Satria Coffee Plantation

The Satria Coffee Plantation is a perfect stop to add on a day trip to the Tegalalang Rice Terraces or Tirta Empul.
It a pleasant surprised trip to Satria, because it felt almost similar to the experience of wine tasting in Napa Valley.

The experience first starts with a walk through a beautiful garden, containing trees, shrubs and herbs that feature Bali’s most popular indigenous fruits, vegetables and spices. it always love seeing how produce and spices are grown, so this is very fun for everyone.

Once you pass through the garden, you are greeted by a large cage structure housing the famous Asian palm civet, whose intestines are responsible for creating the popular Luwak Coffee. The Luwak Coffee is made from coffee beans that, when in their original cherry form, fall from the tree and are eaten and partially digested by the civet. Coffee growers then harvest these cherries to make the Luwak coffee.

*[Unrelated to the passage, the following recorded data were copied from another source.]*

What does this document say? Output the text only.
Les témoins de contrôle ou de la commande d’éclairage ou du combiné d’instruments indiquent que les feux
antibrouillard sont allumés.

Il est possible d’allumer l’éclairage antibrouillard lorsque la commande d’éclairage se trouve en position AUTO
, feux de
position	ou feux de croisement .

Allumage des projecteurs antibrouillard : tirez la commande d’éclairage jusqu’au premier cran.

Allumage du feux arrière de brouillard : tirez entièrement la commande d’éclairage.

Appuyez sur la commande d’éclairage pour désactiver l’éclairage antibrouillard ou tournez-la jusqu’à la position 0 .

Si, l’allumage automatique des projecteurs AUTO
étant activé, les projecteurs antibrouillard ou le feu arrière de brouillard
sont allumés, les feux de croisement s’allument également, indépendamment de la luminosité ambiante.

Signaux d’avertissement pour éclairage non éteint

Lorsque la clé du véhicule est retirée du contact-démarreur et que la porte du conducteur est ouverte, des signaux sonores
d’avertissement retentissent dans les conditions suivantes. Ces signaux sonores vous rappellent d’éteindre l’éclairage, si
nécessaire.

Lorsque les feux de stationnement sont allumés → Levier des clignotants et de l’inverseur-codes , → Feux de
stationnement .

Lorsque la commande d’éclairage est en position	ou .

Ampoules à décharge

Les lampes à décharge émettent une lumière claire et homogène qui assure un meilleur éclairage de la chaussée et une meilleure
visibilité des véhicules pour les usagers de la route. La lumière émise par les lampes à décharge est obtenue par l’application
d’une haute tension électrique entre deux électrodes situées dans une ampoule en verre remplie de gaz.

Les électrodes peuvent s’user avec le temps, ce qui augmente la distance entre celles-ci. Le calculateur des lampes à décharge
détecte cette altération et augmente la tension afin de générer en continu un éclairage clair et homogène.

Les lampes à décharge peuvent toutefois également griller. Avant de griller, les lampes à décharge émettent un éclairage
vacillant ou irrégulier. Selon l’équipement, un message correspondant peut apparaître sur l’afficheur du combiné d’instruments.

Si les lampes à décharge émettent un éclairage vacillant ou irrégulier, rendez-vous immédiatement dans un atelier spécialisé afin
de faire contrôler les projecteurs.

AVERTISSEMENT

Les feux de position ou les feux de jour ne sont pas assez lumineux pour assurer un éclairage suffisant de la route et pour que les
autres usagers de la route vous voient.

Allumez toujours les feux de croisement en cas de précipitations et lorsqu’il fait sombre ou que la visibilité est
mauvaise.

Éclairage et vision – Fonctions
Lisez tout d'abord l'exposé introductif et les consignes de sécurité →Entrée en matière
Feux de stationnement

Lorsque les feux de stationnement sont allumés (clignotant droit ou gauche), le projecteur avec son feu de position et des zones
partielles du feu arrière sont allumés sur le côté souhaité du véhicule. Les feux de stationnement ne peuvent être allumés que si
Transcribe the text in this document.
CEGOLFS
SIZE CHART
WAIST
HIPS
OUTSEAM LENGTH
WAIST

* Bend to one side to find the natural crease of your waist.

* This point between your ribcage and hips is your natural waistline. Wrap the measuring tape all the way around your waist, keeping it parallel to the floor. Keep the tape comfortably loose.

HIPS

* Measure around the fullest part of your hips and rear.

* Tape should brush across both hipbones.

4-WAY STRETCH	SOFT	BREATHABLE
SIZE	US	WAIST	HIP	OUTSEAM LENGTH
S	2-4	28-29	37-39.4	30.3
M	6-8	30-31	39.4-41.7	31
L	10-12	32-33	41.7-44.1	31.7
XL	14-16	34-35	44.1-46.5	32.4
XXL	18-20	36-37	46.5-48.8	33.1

Before you head to the bathroom to vomit, its comforting to know that the coffee cherry naturally has two outer layers. When digested by the civet, only the outer layer is metabolized by the process. A second, inner layer remains that protects the actual coffee bean from said poo. Coffee growers are able to wash the beans and then remove the outer layer prior to roasting.

At a small shed, the Satria team explains this process, complete with some authentic civet poop in a display case. A very old woman asa staff will be demonstrating the roasting process they use, which is achieved via a roasting pan over an open flame (almost like a sauté of the beans). Then, they put the roasted beans into an enormous mortar and pestle to grind them for serving.

After you see how the sausage is made, your host takes you by a Hollywood-style sign that says “Cat-Poo-Chino.” This is a great photo opp to capture your excitement before sampling the famous coffee yourself.

An open air gazebo then greets guests, who are seated and instructed to wait on the host to bring a sample of Satria’s coffees and (bonus!) teas. Guests have the option to try the Luwak coffee for an extra 50,000 IDR ($~3.50 USD). The spread of coffees and teas is really impressive and creates the Napa Valley feel that mentioned earlier.

Now, for the Luwak coffee. you can order this after all the hype, so I coughed up the extra 50,000 IDR. The way of making the Luwak Coffee is in the traditional Balinese style, where they place the fine coffee powder in the cup and just add water. You’re supposed to wait about 3 minutes for the sediment to fall to the bottom, and then you drink.

Open Hour:
Everyday at 08.00 AM-18.00 PM.

Jln Raya Tampak Siring, Desa Manukaya, Kecamatan Tampaksing, Gianyar.